An ongoing opportunity to donate gently used children’s books to needy Cleveland-area youth now is available to Solon residents.
Through a partnership of Solon City Schools and the Solon Senior Center with the Kids’ Book Bank in Cleveland, residents can deposit the children’s books they no longer need in bins located outside of Lewis Elementary School and Solon Middle School. Volunteers from the Solon Senior Center will regularly collect the books, box them and deliver them to the Kids’ Book Bank.
Founded in late 2015 as an outgrowth of the Little Free Library movement in Cleveland, the Kids’ Book Bank provides free books to children in need. In its first three and a half years, the Kids’ Book Bank has distributed more than 2 million high-quality children’s books to more than 95,000 children and families in Greater Cleveland.
“We’ve got bins in many locations,” said Judy Payne, co-founder and executive director of the Kids’ Book Bank. “What is particularly interesting in Solon is the model of seniors working with the school district, working with us. That makes it unique and I think special. I love that the seniors are going to take the books back to the book bank. All of the other locations involved are solely the schools.”
Solon’s partnership is another example, she added, of “how things magically come together” to serve children. “It’s about community and relationships, from collecting books, to kids being offered books from somebody they know and a child able to pick the book that speaks to them. The books are mainly intended to make sure the kids have something to read when they’re home.”
In its effort to foster literacy and a love of reading, Kids’ Book Bank works through more than 1,000 partner agencies that deliver the books directly to the children they serve. These include Little Free Libraries’ agencies that teach parents and caregivers to read with their children, as well as schools, childcare centers and after-school programs. Donated books go to children in school districts with a minimum of 65 percent eligible for the free or reduced lunch program.
Kids’ Book Bank seeks donations ranging from board books to young adult literature. “Our greatest need is board books through early reader and books reflecting diversity,” Ms. Payne said.
“We’re very thankful and excited about our partnership with the Solon Senior Center,” said Tamara Strom, director of communication services for the Solon City School District. “We already have collections throughout the school year for the Kids’ Book Bank. They’ll continue, and we’ll step that up. These will include themed collections such as nonfiction week or poetry books. It will give people a chance to look through their bookshelves in a different way and participate throughout the year. We’ll keep a continual flow going.”The bins will serve as “a touch point” for students to realize other children do not have the resources they have.
The two bins at Solon Schools are easy to find, Ms. Strom said.
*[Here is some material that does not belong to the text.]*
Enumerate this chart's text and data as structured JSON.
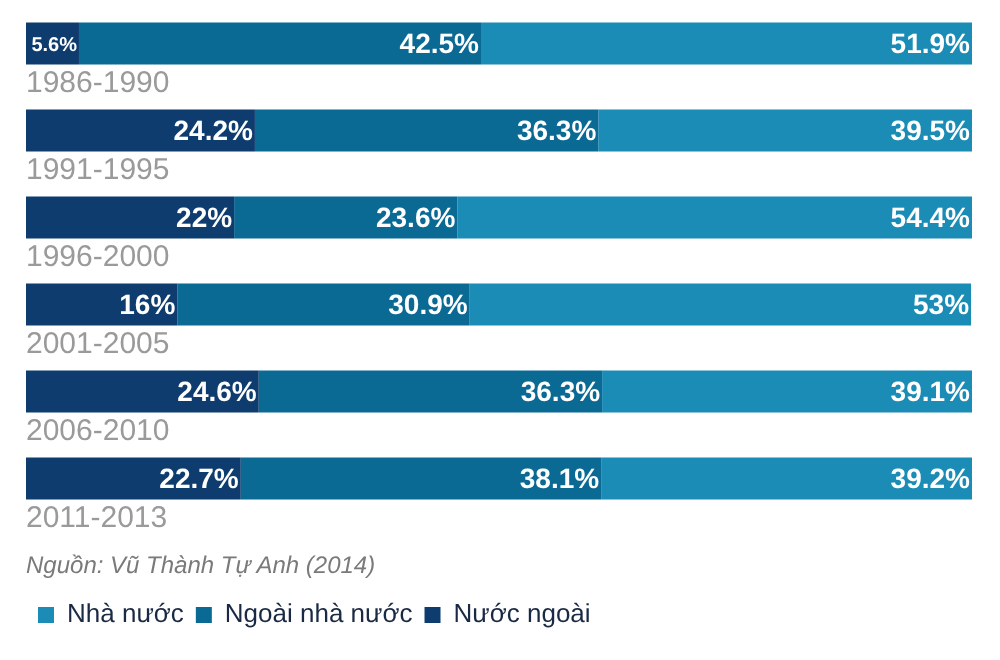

They are located next to paper recycling bins at the west side of the parking lot at Lewis Elementary School, 32345 Cannon Road, and east side of the parking lot at the middle school, 6835 SOM Center Road. “Once you pull in, you can’t miss them.”
Senior Center Director Jill Frankel said she heard about the Kids Book Bank’s interest in having book collections from Solon residents Suzanne and Egon Singerman, who had volunteered at the book bank’s Perkins Avenue location.
“They thought it would be a perfect fit, knowing the Kids’ Book Bank’s needs and Judy’s quest to come out to Solon,” Ms. Frankel said. “Once Judy and I connected, I understood that this was important. I felt that it was a project our older adults would be interested in. We have many members looking for volunteer experience in our community.”
“We have a lot of retired teachers who are interested in the project,” Ms. Frankel added. “It’s great to work with the schools as often as we can.”
Senior Center volunteers will be picking up the books from the bins and taking them down to the book bank, where they will assist in sorting and preparing books for distribution, Ms. Frankel said. They will also bring back books for needy families served by the Solon Mobile Pantry, a monthly food distribution at the Church of the Resurrection. The pantry, supported by the Rotary Club of Solon, is a collaborative effort with the Cleveland Food Bank and local civic and faith-based organizations.
Ms. Frankel said volunteers are tentatively planning a weekly pickup at the bins and a monthly trip to the book bank.“We’re hoping for a surge,” she said, with the beginning of the school year. With school starting Aug. 21, it’s the perfect time to clear the shelves for new books in the year ahead.